Mr KELLY - I believe in trusting the Court throughout, after we have framed rules for its guidance, but my honorable friends opposite will not back me up. I come now to the main objection to the granting of an indiscriminate preference to unionists. In my opinion, trades unions will best achieve the noble objects which they have in view as purely voluntary associations. A trades union which is formed to maintain and increase the standard of efficiency in the trade to which its members belong, to give sick pay and other benefits to its members, and to secure the best exercise of its powers for good, must be purely voluntary. At the present time they are voluntary. No one joins them unless he wishes to do so; and they have grown in strength and usefulness on the voluntary basis. But the moment that that basis is taken from them, they will cease to have as much power for good as they have now, because a union can maintain its standard of efficiency only so long as its members are desirous of assisting in the maintenance of that standard, and can carry out its beneficial projects to advantage only so long as its members desire to make use of them. If men are compelled to join unions, however, they will not have at heart their standards of efficiency, nor will they care about their beneficial projects. In short, if unionism - I speak of trades unionism as opposed to militant unionism - is to remain efficient, and of benefit to the community, as it has been in the past, it should not seek to use the Legislature as a recruiting agency. It seems to me that when it does that, it strikes at the root of its usefulness. It may gain temporary strength thereby, but in the end it must, suffer. Quite apart from the question of minority legislation in industrial matters, I hold that compulsory preference to trades unions will strike at the very root of their usefulness.

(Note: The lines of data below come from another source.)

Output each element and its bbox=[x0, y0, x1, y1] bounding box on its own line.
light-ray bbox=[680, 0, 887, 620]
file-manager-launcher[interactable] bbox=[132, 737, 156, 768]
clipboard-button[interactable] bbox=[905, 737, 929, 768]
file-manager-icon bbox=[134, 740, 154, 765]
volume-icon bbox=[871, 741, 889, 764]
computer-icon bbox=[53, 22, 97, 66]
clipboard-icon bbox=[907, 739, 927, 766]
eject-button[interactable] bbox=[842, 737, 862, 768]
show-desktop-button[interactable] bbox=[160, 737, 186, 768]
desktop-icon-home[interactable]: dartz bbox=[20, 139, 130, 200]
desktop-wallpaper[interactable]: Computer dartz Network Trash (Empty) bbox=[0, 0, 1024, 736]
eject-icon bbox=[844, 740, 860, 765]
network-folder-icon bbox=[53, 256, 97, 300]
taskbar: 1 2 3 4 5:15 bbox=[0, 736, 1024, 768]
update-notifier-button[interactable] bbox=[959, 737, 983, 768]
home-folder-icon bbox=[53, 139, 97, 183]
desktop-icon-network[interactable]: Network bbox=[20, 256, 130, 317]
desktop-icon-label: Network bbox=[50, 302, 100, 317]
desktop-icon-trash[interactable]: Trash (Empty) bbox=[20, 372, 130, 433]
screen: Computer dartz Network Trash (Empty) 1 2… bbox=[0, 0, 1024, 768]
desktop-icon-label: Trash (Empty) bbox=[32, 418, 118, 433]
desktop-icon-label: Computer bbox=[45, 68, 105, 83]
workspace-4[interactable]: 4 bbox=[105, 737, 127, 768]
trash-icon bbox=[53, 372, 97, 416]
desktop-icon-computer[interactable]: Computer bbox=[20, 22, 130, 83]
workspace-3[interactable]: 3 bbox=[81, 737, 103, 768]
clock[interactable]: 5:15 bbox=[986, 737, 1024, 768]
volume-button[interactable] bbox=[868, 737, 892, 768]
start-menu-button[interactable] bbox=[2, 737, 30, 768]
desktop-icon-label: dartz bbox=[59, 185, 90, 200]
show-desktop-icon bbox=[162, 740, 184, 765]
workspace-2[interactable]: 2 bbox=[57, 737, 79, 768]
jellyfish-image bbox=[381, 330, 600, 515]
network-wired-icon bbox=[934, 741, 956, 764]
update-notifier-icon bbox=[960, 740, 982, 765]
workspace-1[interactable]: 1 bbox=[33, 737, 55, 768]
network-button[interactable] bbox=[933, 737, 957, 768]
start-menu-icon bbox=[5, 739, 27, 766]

Mr Watkins - The honorable member has asserted that unions are voluntary concerns ; but the decision in the Taff Vale case brought them under the law.


Mr KELLY - If the honorable member asks me to express an opinion on that case, I would remind him that I cannot do so without breaking the Standing Order requiring relevance in debate. I hope that some honorable member will follow me who will inform us what " substantially represents " really means. We have yet had no clue to the purpose of the Government in asking us to recommit this particular clause. We have been told that what the Government propose to substitute for it is practically of the same effect. Mr. Wilks. - If so, I am opposed to it.


Mr KELLY - On the other hand, we are told that what the Government propose is something quite different, and that the effect of it would be to initiate minority rule in industrial legislation. I should like to know which contention is right.


Mr Tudor - The honorable member and others will not allow the matter to be discussed.


Mr KELLY - We are discussing it now. Honorable members opposite would have allowed the recommittal of the clause to go by default.


Mr Higgins - In supporting the amendment, honorable members are trying to prevent any change being made in the phraseology of the provision.


Mr KELLY - We are trying to compel the Government to show cause for the recommittal of 'the clause. I do not think that they should be allowed to recommit it, if they propose to substitute for it vague expressions which might mean anything. What does the phrase " substantially represents " mean ?


Mr Wilks - The Government say that their proposal is " substantially " the same as that of the honorable and learned member for Corinella.


Mr KELLY - Yes. Therefore, we wish to know why they are so desirous of recommitting the clause. I hold that it is our duty to prevent them from wasting time by a recommittal, unless they can show good reason for asking us to reconsider the clause. There must be some motive underlying their proposal to recommit beyond the desire to substitute for the proposal of the honorable and learned member for Corinella one that is substantially the same. Indeed, I cannot conceive that all they wish to do is to filch from him the credit of it. Until the Government tell us conclusively what they intend to propose, and put before us phraseology which is clear and distinct, we should prevent them from wasting time by the reconsideration of this clause in Committee.